If TCP waited for an ACK after every single packet, the internet would be painfully slow. The Sliding Window allows multiple packets to be “in flight” at once.

A. How it “Slides”

  1. Window Size: Suppose it’s 5 bytes. Sender sends bytes 1, 2, 3, 4, 5.
  2. Wait: Sender stops and waits for an ACK.
  3. The Slide: Receiver sends ACK 3 (I have up to 3).
  4. Movement: The window “slides” forward. The sender can now send bytes 6, 7, and 8.

B. Who Controls the Window?

  • Flow Control (Receiver): The receiver says, “I’m slow, don’t send more than X.”
  • Congestion Control (Network): If packets are being dropped, TCP assumes the “pipes” are full and shrinks the window.

🛠️ 3. Loss Detection: The Safety Nets

TCP has two ways to realize a packet didn’t make it.

A. Re-transmission Timeout (RTO) - The Safety Net

  • Logic: Sender starts a timer. If no ACK arrives before the timer hits zero, it assumes the packet is lost and re-sends.
  • Downside: It’s slow. You have to wait for the timer to expire.

B. Fast Re-transmit (Duplicate ACKs) - The Smart Way

  • Scenario: Sender sends 1, 2, 3, 4, 5. Packet 3 is lost.
  • Receiver’s Reaction:
    • Gets 1 → ACK 2
    • Gets 2 → ACK 3
    • Gets 4 → ACK 3 (Still missing 3!)
    • Gets 5 → ACK 3 (STILL missing 3!)
  • Fast Re-transmit: After receiving 3 duplicate ACKs for the same byte, the sender doesn’t wait for a timer; it re-sends the missing byte immediately.

👋 4. The 4-Way Handshake: Closing the Connection

Because TCP is Full-Duplex (both sides talk at once), each side must close its direction of the conversation independently.

The Steps:

  1. FIN (Client → Server): “I’m done sending data.”
  2. ACK (Server → Client): “Got it. I’ll stop expecting data from you.” (State: Half-Closed).
  3. FIN (Server → Client): “I’m also done sending data.”
  4. ACK (Client → Server): “Understood. Goodbye.”

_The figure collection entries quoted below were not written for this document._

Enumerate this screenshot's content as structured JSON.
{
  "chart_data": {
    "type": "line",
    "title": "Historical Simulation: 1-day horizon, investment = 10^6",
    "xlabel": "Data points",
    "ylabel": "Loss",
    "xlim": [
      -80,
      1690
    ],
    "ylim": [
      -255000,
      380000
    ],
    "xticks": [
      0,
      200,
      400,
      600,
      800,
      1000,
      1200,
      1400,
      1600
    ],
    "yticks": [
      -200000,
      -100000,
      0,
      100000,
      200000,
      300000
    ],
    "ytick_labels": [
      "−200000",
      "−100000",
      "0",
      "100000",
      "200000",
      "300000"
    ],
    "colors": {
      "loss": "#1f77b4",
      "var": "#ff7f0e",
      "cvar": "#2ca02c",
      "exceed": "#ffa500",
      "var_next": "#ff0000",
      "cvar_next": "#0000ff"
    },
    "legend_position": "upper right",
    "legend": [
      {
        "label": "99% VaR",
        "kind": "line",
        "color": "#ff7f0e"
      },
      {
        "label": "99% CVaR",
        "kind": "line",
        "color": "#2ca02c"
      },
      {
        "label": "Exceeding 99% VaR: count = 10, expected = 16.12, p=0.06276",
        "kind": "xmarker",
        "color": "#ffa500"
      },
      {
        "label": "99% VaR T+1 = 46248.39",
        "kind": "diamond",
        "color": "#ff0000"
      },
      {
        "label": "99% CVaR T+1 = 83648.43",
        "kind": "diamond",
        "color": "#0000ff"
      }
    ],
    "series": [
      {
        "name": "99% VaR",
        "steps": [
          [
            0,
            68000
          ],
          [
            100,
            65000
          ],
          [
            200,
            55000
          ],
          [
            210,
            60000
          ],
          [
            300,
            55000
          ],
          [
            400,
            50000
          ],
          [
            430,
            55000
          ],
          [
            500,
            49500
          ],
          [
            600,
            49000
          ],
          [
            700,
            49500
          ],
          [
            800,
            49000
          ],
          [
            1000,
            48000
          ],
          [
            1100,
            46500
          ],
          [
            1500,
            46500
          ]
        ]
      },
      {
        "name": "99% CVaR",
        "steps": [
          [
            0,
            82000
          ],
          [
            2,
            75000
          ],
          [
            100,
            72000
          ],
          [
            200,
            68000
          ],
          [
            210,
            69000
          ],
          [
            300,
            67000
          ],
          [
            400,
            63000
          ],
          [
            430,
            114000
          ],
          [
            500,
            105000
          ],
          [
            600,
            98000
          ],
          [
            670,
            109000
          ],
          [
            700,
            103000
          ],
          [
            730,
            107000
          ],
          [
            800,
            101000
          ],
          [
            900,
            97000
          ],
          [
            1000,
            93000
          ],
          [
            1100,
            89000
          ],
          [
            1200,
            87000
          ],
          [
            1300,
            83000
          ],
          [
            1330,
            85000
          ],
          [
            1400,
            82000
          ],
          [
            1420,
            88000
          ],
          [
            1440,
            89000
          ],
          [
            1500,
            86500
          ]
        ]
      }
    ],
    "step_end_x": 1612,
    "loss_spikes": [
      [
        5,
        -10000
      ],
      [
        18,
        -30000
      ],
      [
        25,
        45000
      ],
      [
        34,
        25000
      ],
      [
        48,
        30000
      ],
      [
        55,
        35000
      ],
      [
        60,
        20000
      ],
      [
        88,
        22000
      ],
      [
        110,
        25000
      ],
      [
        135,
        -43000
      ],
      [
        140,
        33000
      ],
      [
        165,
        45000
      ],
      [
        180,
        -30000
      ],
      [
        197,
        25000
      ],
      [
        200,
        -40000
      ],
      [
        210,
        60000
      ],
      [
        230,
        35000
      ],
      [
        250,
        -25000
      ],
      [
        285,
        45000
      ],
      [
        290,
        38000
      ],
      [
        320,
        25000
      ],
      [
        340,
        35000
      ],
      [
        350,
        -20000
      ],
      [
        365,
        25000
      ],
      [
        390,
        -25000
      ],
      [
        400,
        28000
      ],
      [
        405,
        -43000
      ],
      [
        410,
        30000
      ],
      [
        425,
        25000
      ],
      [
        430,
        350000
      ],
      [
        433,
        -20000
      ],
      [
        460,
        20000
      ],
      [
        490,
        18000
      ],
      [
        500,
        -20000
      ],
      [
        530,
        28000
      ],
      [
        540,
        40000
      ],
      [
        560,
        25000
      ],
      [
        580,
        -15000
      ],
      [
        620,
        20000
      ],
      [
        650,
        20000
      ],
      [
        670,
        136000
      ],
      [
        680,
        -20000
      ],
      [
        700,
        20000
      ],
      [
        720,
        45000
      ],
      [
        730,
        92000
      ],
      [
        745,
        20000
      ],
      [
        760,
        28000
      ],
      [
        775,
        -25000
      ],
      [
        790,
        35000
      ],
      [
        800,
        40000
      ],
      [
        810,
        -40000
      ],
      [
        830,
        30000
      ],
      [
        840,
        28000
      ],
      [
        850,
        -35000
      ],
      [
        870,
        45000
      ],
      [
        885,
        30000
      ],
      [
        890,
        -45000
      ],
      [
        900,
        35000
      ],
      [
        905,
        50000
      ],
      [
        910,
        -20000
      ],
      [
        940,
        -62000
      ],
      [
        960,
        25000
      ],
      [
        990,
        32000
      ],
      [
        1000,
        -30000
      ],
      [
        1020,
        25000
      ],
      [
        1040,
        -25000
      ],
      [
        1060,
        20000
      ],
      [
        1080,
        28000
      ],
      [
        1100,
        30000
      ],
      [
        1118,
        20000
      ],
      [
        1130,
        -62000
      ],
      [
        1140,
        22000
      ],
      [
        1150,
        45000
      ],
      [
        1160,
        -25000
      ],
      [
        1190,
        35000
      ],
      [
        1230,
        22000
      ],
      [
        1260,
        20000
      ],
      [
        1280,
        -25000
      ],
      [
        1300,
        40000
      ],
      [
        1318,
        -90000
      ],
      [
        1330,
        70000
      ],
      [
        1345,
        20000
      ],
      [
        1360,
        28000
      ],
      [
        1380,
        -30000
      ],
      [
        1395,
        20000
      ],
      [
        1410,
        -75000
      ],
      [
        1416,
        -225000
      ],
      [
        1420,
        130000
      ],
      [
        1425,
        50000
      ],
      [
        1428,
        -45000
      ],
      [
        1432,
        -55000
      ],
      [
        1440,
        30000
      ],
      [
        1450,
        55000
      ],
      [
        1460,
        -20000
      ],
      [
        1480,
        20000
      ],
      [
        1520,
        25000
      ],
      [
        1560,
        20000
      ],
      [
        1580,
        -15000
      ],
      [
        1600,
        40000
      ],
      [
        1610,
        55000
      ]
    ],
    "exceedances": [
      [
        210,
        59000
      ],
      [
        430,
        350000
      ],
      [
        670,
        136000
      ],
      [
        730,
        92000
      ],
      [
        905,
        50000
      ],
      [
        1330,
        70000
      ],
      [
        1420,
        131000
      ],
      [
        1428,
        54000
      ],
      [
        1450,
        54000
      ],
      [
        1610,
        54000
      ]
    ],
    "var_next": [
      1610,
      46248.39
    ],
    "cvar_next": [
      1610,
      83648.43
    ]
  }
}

🚀 5. UDP: User Datagram Protocol (The “Fast” One)

If TCP is a Registered Letter (signed for, tracked), UDP is a Postcard.

A. What makes UDP different?

  • No State: UDP doesn’t track sequence numbers, ACKs, or windows.
  • Connectionless: No handshake. It just starts sending.
  • No Reliability: If a packet is lost, it’s gone forever. UDP doesn’t care.
  • No Ordering: Packets can arrive in any order, and UDP will just hand them to the app as they appear.

B. Why would anyone use UDP?

Speed and Low Latency. TCP’s “state” adds a lot of data overhead and waiting time.

  • Real-time Video/Voice: If one frame of a Zoom call is lost, you don’t want the whole video to freeze while TCP “retries.” You’d rather just skip to the next frame.
  • Gaming: You need the player’s current position now, not where they were 2 seconds ago.
  • DNS: A single request/response is faster without a 3-way handshake.

C. UDP Header (Only 8 bytes!)

Because it does so little, the header is tiny compared to TCP’s 20+ bytes:

  • Source Port
  • Destination Port
  • Length
  • Checksum (Optional)

⚡ 6. Comparison: TCP vs. UDP

FeatureTCPUDP
ConnectionHandshake requiredFire and forget
ReliabilityGuaranteed deliveryBest effort (Loss happens)
OrderingPerfect orderJumbled order
Flow ControlYes (Sliding Window)No (Will overwhelm receiver)
Header Size20–60 bytes8 bytes
Use CaseWeb (HTTP), Email, FilesStreaming, VoIP, Gaming, DNS

🔥 Summary

  • TCP is for Accuracy: It remembers every byte and fixes errors.
  • UDP is for Speed: It sends data as fast as possible and ignores errors.
  • Ports: Both use Port numbers (Layer 4) to make sure data reaches the right app (e.g., Port 80 for Web, Port 53 for DNS).